Sir John Drummond 2nd of Innerpeffray (c. 1486 – 1560) was Forester of Strathearn, and tutor to David Lord Drummond during his minority, and lived at the Drummond residence at Innerpeffray.

John Drummond was son of Sir John Drummond 1st of Innerpeffray, called "John Bane", (pale John), and his cousin, a daughter of John Drummond of Coldoch. His sister Sibilla Drummond was a mistress of James V of Scotland. Their younger sister Isobella Drummond married the Gordon laird of Buckie.

He was on good terms with his stepsons, Alexander Gordon, who stayed at Innerpeffray in 1544 and 1548, and the Earl of Huntly. He was a supporter of the Catholic and French interest in Scotland. He attended the privy council meeting at St Andrews on 19 December 1546 where the siege of St Andrews Castle was debated.

On 16 May 1554, Robert Elphinstone, 3rd Lord Elphinstone put his affairs in the hands of his father-in-law Lord Erskine, John Drummond of Innerpeffray, and his brothers-in-law Robert Drummond of Carnock and John Hamilton of Haggs, because he had made poor decisions about his properties in his youth. This transaction was enacted before Mary of Guise and the Privy Council of Scotland in her presence chamber at Stirling Castle.
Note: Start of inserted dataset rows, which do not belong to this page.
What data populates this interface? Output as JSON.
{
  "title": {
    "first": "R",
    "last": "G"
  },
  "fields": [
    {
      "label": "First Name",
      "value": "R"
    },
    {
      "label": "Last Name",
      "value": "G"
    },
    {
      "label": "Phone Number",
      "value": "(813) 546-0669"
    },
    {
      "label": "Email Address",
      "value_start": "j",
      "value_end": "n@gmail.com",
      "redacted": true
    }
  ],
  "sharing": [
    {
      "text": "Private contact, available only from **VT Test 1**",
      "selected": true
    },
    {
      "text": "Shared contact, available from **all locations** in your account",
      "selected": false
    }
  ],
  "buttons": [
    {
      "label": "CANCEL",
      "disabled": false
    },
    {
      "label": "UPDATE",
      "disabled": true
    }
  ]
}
John Drummond died in February 1560 and was buried in the chapel his family built at Innerpeffray.

==Family==
In 1531 John Drummond was married to Margaret Stewart, Lady Gordon (born c. 1497), who was his niece via his sister, and the widow of John Gordon, Lord Gordon, and an illegitimate daughter of James IV of Scotland and Margaret Drummond. Margaret Stewart had been brought up at Edinburgh Castle and her household included two African servants. Following their marriage, James V of Scotland made John Drummond Forester of the Royal Forest of Glenartney in Strathearn.

They had five daughters.
- Margaret, married Robert Elphinstone, 3rd Lord Elphinstone.
- Jean. married James Chisholm, 3rd of Cromlix.
- Elizabeth,
- Agnes, married firstly Hugh Campbell of Loudoun, secondly, Hugh Montgomerie, 3rd Earl of Eglinton, thirdly, Patrick Drummond, 3rd Lord Drummond.
- Isobel, married Matthew Campbell of Loudon. Their daughter Jean Campbell married Ludovic Stewart, 2nd Duke of Lennox at Sorn in September 1598. Another daughter, Margaret Campbell, married Thomas Boyd, 6th Lord Boyd.

A group of nine carved oak panels, which include John Drummond and Margaret Stewart's heraldry are held and displayed by the National Museums of Scotland. Six of the panels may have originated in a residence in Edinburgh. The ruined castle at Innerpeffray is thought to have been built by a later generation of the family.